Almost by definition, we all know a gimmick when we see one. Capsule collections of novelty merch, nostalgia-flavored seltzer, a 3-pound Reese’s peanut butter cup “pie”—all of it designed to ensnare just a moment of our attention in a marketing-clogged media landscape, every brand vying for just a moment of our time. At The Takeout, we get a thousand PR emails a day about wacky, WTF products and promotions; very little surprises us anymore. What surprises us is when these novelties actually deliver on deliciousness as they ought to. And when we read that premium ice cream maker Salt & Straw was launching Friendsgiving pints with real turkey, rolls, and sweet potato mixed in, we understood the gambit.

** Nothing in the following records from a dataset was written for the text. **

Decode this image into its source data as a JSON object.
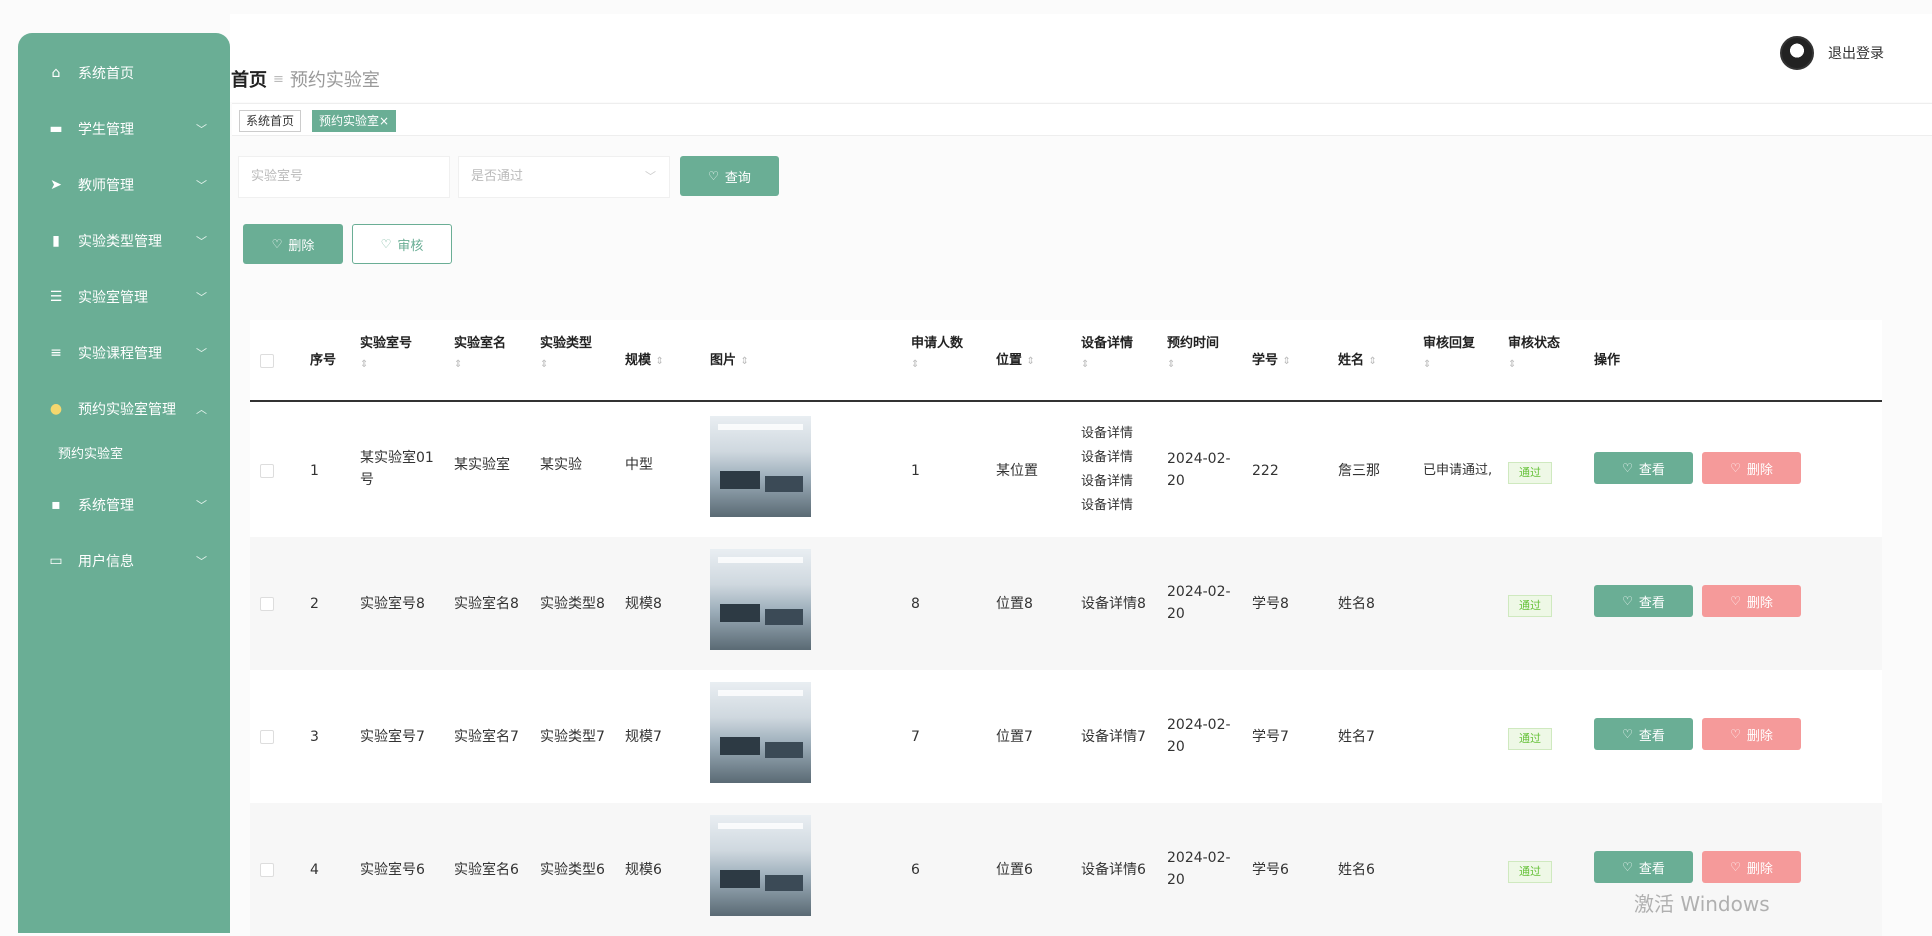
{
  "sidebar": {
    "items": [
      {
        "label": "系统首页",
        "icon": "home-icon",
        "glyph": "⌂"
      },
      {
        "label": "学生管理",
        "icon": "monitor-icon",
        "glyph": "▬"
      },
      {
        "label": "教师管理",
        "icon": "send-icon",
        "glyph": "➤"
      },
      {
        "label": "实验类型管理",
        "icon": "chart-icon",
        "glyph": "▮"
      },
      {
        "label": "实验室管理",
        "icon": "list-icon",
        "glyph": "☰"
      },
      {
        "label": "实验课程管理",
        "icon": "sliders-icon",
        "glyph": "≡"
      },
      {
        "label": "预约实验室管理",
        "icon": "bulb-icon",
        "glyph": "●"
      },
      {
        "label": "系统管理",
        "icon": "message-icon",
        "glyph": "▪"
      },
      {
        "label": "用户信息",
        "icon": "window-icon",
        "glyph": "▭"
      }
    ],
    "sub_item": "预约实验室"
  },
  "header": {
    "crumb_home": "首页",
    "crumb_sep": "≡",
    "crumb_current": "预约实验室",
    "logout": "退出登录"
  },
  "tabs": [
    "系统首页",
    "预约实验室×"
  ],
  "search": {
    "room_placeholder": "实验室号",
    "pass_placeholder": "是否通过",
    "query_label": "查询"
  },
  "actions": {
    "delete_label": "删除",
    "audit_label": "审核"
  },
  "table": {
    "headers": [
      "序号",
      "实验室号",
      "实验室名",
      "实验类型",
      "规模",
      "图片",
      "申请人数",
      "位置",
      "设备详情",
      "预约时间",
      "学号",
      "姓名",
      "审核回复",
      "审核状态",
      "操作"
    ],
    "rows": [
      {
        "no": "1",
        "room_no_1": "某实验室01",
        "room_no_2": "号",
        "room_name": "某实验室",
        "type": "某实验",
        "scale": "中型",
        "count": "1",
        "location": "某位置",
        "equip": [
          "设备详情",
          "设备详情",
          "设备详情",
          "设备详情"
        ],
        "date_1": "2024-02-",
        "date_2": "20",
        "student_no": "222",
        "name": "詹三那",
        "reply": "已申请通过,",
        "status": "通过"
      },
      {
        "no": "2",
        "room_no_1": "实验室号8",
        "room_no_2": "",
        "room_name": "实验室名8",
        "type": "实验类型8",
        "scale": "规模8",
        "count": "8",
        "location": "位置8",
        "equip": [
          "设备详情8"
        ],
        "date_1": "2024-02-",
        "date_2": "20",
        "student_no": "学号8",
        "name": "姓名8",
        "reply": "",
        "status": "通过"
      },
      {
        "no": "3",
        "room_no_1": "实验室号7",
        "room_no_2": "",
        "room_name": "实验室名7",
        "type": "实验类型7",
        "scale": "规模7",
        "count": "7",
        "location": "位置7",
        "equip": [
          "设备详情7"
        ],
        "date_1": "2024-02-",
        "date_2": "20",
        "student_no": "学号7",
        "name": "姓名7",
        "reply": "",
        "status": "通过"
      },
      {
        "no": "4",
        "room_no_1": "实验室号6",
        "room_no_2": "",
        "room_name": "实验室名6",
        "type": "实验类型6",
        "scale": "规模6",
        "count": "6",
        "location": "位置6",
        "equip": [
          "设备详情6"
        ],
        "date_1": "2024-02-",
        "date_2": "20",
        "student_no": "学号6",
        "name": "姓名6",
        "reply": "",
        "status": "通过"
      }
    ],
    "view_label": "查看",
    "row_delete_label": "删除"
  },
  "watermark": "激活 Windows",
  "colors": {
    "accent": "#6aae95",
    "danger": "#f59a9a",
    "success": "#67c23a"
  }
}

A premium brand wouldn’t take the risk unless the resulting flavors could be made extraordinary—right?
So it was that four members of The Takeout staff all gathered to taste, with curiosity and trepidation, the following ice cream flavors:
- Parker House Rolls w/ Salted Buttercream: Actual rolls glazed with “a generous smear of fresh-churned buttercream and topped with flaky sea salt” are churned into salted sweet cream
- Caramelized Turkey & Cranberry Sauce: Turkey bacon seasoned with thyme and pepper is turned into a savory brittle and churned into ice cream with cranberry sauce
- Candied Walnut Cheesecake: Graham cracker crumble with walnut butter is added to cheesecake ice cream
- Sweet Potato Pie w/ Double Baked Almond Streusel: Slow-roasted caramelized sweet potatoes and almond croissant streusel blended into ice cream
- Pumpkin & Gingersnap Pie: A vegan/dairy-free coconut ice cream with molasses-spiked gingersnap crust and pumpkin puree
I should say that only the first two flavors brewed any amount of doubt. Those last three barely caused us to bat an eye—we knew they’d be at least good, and they were excellent. Candied Walnut Cheesecake, Sweet Potato Pie, and Pumpkin & Gingersnap all delivered precisely what they promised, with three thoughtfully considered flavor profiles that you won’t find in any supermarket freezer aisle. The Parker House Roll and Turkey flavors stood out as the most puzzling, so of course, they came first in the taste test.
First up: Parker House Rolls w/ Salted Buttercream. This flavor is, for lack of a better term, astoundingly literal. Sizable chunks of bread intermingle with the velvety ice cream, giving you something to chew on. While it’s meant to evoke Parker House rolls, in reality the bread is more like a sweet brioche, relying on the power of suggestion to convey Thanksgiving flavors. For two different Takeout staffers, this was the frontrunner of the Friendsgiving series. “Fantastic,” said staff writer Angela Pagán.
Next we dug into the Caramelized Turkey & Cranberry Sauce. This flavor was tasted in utter silence as we all braced ourselves for severe palate confusion. Staff writer Dennis Lee was first to break that silence, and he did so with a burst of laughter. “I got the turkey!” he said. “It tastes like drippings... sweet drippings.” And the turkey—technically a turkey bacon—really does pack a concentrated wallop of turkey flavor, perhaps more due to the herby seasonings than the meat itself.
But the turkey flavor suffers from two flaws, and strangely, “presence of poultry in ice cream” isn’t one of them. Firstly, the turkey bacon is presented in the ice cream as a brittle. Salt & Straw might have done it this way to mitigate the textural oddity of frozen turkey thighs, which might very well have an uncanny, fleshy quality to them when churned into ice cream. (Who knows? I sure don’t have expertise in this area.) But when the turkey is turned into a brittle, the flavors we usually associate with tender, juicy meat become hard, crunchy, and grainy in a way that makes you feel like you’re biting down on a piece of gristle.
The other flaw: an excess of cranberry sauce. Staff writer Lillian Stone pointed out that her entire serving contained no turkey bits, just an overwhelming ratio of cranberry puree to ice cream. It almost seems like Salt & Straw is trying to obscure the turkey flavor as much as possible, a move that betrays its lack of confidence that customers will shell out $13 on a pint that tastes primarily like crunchy meat.
“I would not buy this” is a sentiment uttered by more than one member of The Takeout staff in reference to the turkey ice cream. Still, it’d be fun to present it to someone as a hosting gift, wouldn’t it?
And this must be why the five flavors are being sold as a Friendsgiving gift package: the novelty might not be enough of a draw on its own, but bundle the turkey with four other truly excellent seasonal flavors and I can’t imagine anyone who wouldn’t be curious enough to go splitsies on the $65 package with friends or family.
With all the supply chain issues spelling doom for everyone’s Christmas shopping, it’s the perfect time to start investing in experiences rather than items. A gourmet ice cream delivery offers both, and as this editorial staff can attest, it’s the bonding experience you didn’t know you needed.